Chief executive of SNAICC, Catherine Liddle said child safety must remain paramount.
“If we were genuinely serious about children, what we’d be doing is having really hard conversations about how the systems have failed, our communities have failed our families, and most importantly, harmed our children,” Ms Liddle said.
“There should not be a debate between culture and safety. Culture is safety. In legislation, where we do have the child placement principle embedded, it says ‘best interests of the child’. Now that means whole child – who you are, who you are right now, where you’re going, and who you’re going to become.”
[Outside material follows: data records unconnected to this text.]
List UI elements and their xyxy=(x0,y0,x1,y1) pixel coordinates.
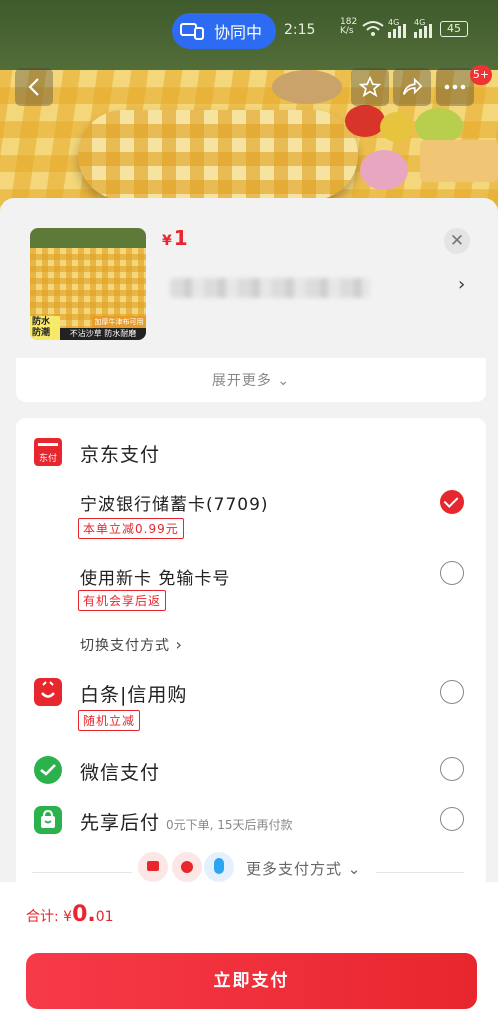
xianxiang-logo xyxy=(34,806,62,834)
option-new-card-tag: 有机会享后返 xyxy=(78,590,167,611)
divider-right xyxy=(376,872,464,873)
total-amount-int: 0. xyxy=(72,902,96,927)
jd-pay-title: 京东支付 xyxy=(80,444,161,466)
chevron-left-icon xyxy=(28,78,39,96)
donut-image xyxy=(360,150,408,190)
expand-more-card[interactable]: 展开更多 ⌄ xyxy=(16,358,486,402)
collab-status-pill[interactable]: 协同中 xyxy=(172,13,276,49)
jd-wallet-mini-icon-mark xyxy=(147,861,159,871)
jd-wallet-mini-icon xyxy=(138,852,168,882)
qq-pay-mini-icon xyxy=(204,852,234,882)
status-bar: 协同中 2:15 182 K/s 4G 4G 45 xyxy=(0,0,498,60)
payment-sheet: 加厚牛津布可用 防水 防潮 不沾沙草 防水耐磨 ¥1 ✕ › 展开更多 ⌄ 东付… xyxy=(0,198,498,1027)
close-button[interactable]: ✕ xyxy=(444,228,470,254)
payment-methods-card: 东付 京东支付 宁波银行储蓄卡(7709) 本单立减0.99元 使用新卡 免输卡… xyxy=(16,418,486,888)
bread-basket-image xyxy=(272,70,342,104)
thumbnail-tag-top: 加厚牛津布可用 xyxy=(92,316,146,328)
total-currency: ¥ xyxy=(63,909,73,925)
total-amount-dec: 01 xyxy=(95,909,114,925)
more-payment-label: 更多支付方式 ⌄ xyxy=(246,858,361,879)
jd-pay-logo-text: 东付 xyxy=(38,454,57,464)
signal-icon-1 xyxy=(388,24,406,38)
chevron-right-small-icon: › xyxy=(175,635,183,654)
checkout-footer: 合计: ¥0.01 立即支付 xyxy=(0,882,498,1027)
radio-wechat[interactable] xyxy=(440,757,464,781)
signal-icon-2 xyxy=(414,24,432,38)
collab-label: 协同中 xyxy=(214,23,263,42)
xianxiang-row[interactable]: 先享后付 0元下单, 15天后再付款 xyxy=(80,808,293,835)
thumbnail-tag-bottom: 不沾沙草 防水耐磨 xyxy=(60,328,146,340)
baitiao-tag: 随机立减 xyxy=(78,710,141,731)
more-payment-methods-row[interactable]: 更多支付方式 ⌄ xyxy=(16,852,486,882)
radio-new-card[interactable] xyxy=(440,561,464,585)
product-thumbnail: 加厚牛津布可用 防水 防潮 不沾沙草 防水耐磨 xyxy=(30,228,146,340)
expand-more-label: 展开更多 ⌄ xyxy=(16,370,486,390)
radio-xianxiang[interactable] xyxy=(440,807,464,831)
product-price: ¥1 xyxy=(162,226,188,250)
blurred-product-title xyxy=(170,278,370,298)
option-ningbo-card-label[interactable]: 宁波银行储蓄卡(7709) xyxy=(80,490,269,515)
share-icon xyxy=(402,77,423,95)
wechat-pay-label[interactable]: 微信支付 xyxy=(80,758,160,785)
total-label: 合计: xyxy=(26,909,59,925)
jd-pay-logo: 东付 xyxy=(34,438,62,466)
devices-icon xyxy=(180,23,204,40)
cake-image xyxy=(420,140,498,182)
more-dots-icon xyxy=(444,84,466,90)
heart-pay-mini-icon-mark xyxy=(181,861,193,873)
price-value: 1 xyxy=(173,226,188,250)
battery-indicator: 45 xyxy=(440,21,468,37)
price-currency: ¥ xyxy=(162,233,172,249)
wechat-check-icon xyxy=(40,764,56,776)
star-icon xyxy=(359,76,381,98)
switch-payment-link[interactable]: 切换支付方式 › xyxy=(80,635,183,655)
back-button[interactable] xyxy=(15,68,53,106)
xianxiang-label: 先享后付 xyxy=(80,812,161,834)
favorite-button[interactable] xyxy=(351,68,389,106)
fruit-image xyxy=(380,112,414,142)
option-new-card-label[interactable]: 使用新卡 免输卡号 xyxy=(80,564,230,589)
qq-pay-mini-icon-mark xyxy=(214,858,224,874)
baitiao-smile-icon xyxy=(41,681,55,698)
switch-payment-label: 切换支付方式 xyxy=(80,638,170,654)
wifi-icon xyxy=(362,21,384,36)
close-icon: ✕ xyxy=(449,231,465,251)
grapes-image xyxy=(415,108,463,144)
radio-baitiao[interactable] xyxy=(440,680,464,704)
more-payment-text: 更多支付方式 xyxy=(246,860,343,878)
share-button[interactable] xyxy=(393,68,431,106)
notification-badge: 5+ xyxy=(470,65,492,85)
radio-ningbo-card[interactable] xyxy=(440,490,464,514)
chevron-right-icon[interactable]: › xyxy=(458,274,465,295)
chevron-down-icon: ⌄ xyxy=(277,373,291,389)
shopping-bag-icon xyxy=(41,809,55,828)
apple-image xyxy=(345,105,385,137)
baitiao-label[interactable]: 白条|信用购 xyxy=(80,680,187,707)
blanket-roll-image xyxy=(78,110,358,200)
net-speed: 182 K/s xyxy=(340,17,358,36)
heart-pay-mini-icon xyxy=(172,852,202,882)
wechat-pay-logo xyxy=(34,756,62,784)
expand-more-text: 展开更多 xyxy=(211,373,272,389)
xianxiang-note: 0元下单, 15天后再付款 xyxy=(166,818,293,832)
option-ningbo-card-tag: 本单立减0.99元 xyxy=(78,518,184,539)
jd-pay-logo-stripe xyxy=(38,443,58,446)
order-total: 合计: ¥0.01 xyxy=(26,902,114,927)
more-menu-button[interactable] xyxy=(436,68,474,106)
baitiao-logo xyxy=(34,678,62,706)
divider-left xyxy=(32,872,132,873)
pay-now-button[interactable]: 立即支付 xyxy=(26,953,477,1009)
clock: 2:15 xyxy=(284,22,316,38)
thumbnail-tag-waterproof: 防水 防潮 xyxy=(30,316,60,340)
chevron-down-small-icon: ⌄ xyxy=(347,860,362,878)
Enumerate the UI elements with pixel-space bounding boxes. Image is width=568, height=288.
Barrister and former Queensland treaty commissioner Joshua Creamer, a Waanyi and Kalkadoon man who spent seven months giving evidence to and observing the Queensland inquiry, said the recommendation to consider adoption for Indigenous children was inconsistent with evidence before the commission.
He said the evidence indicated adoption was not appropriate because it severs ties with biological and Indigenous family.
Government response
The NT children’s minister, Robyn Cahill, defended the draft bill, saying the ATSICPP continues to guide decision-making and that connection to family, culture and community remains a priority wherever it is safe. She said concerns raised by SNAICC and other stakeholders stemmed from a “fundamental misunderstanding” of the bill’s intended outcomes.

NT children’s minister, Robyn Cahill, has defended the draft bill.
“The intent of this legislation is fewer children in out-of-home care, not more, by getting help to families sooner so children can stay safely at home,” she said.
In Queensland, a spokesperson for the department of child safety said the Crisafulli government has accepted most of the commission’s recommendations and is committed to improving outcomes for First Nations children, including addressing over-representation in out-of-home care.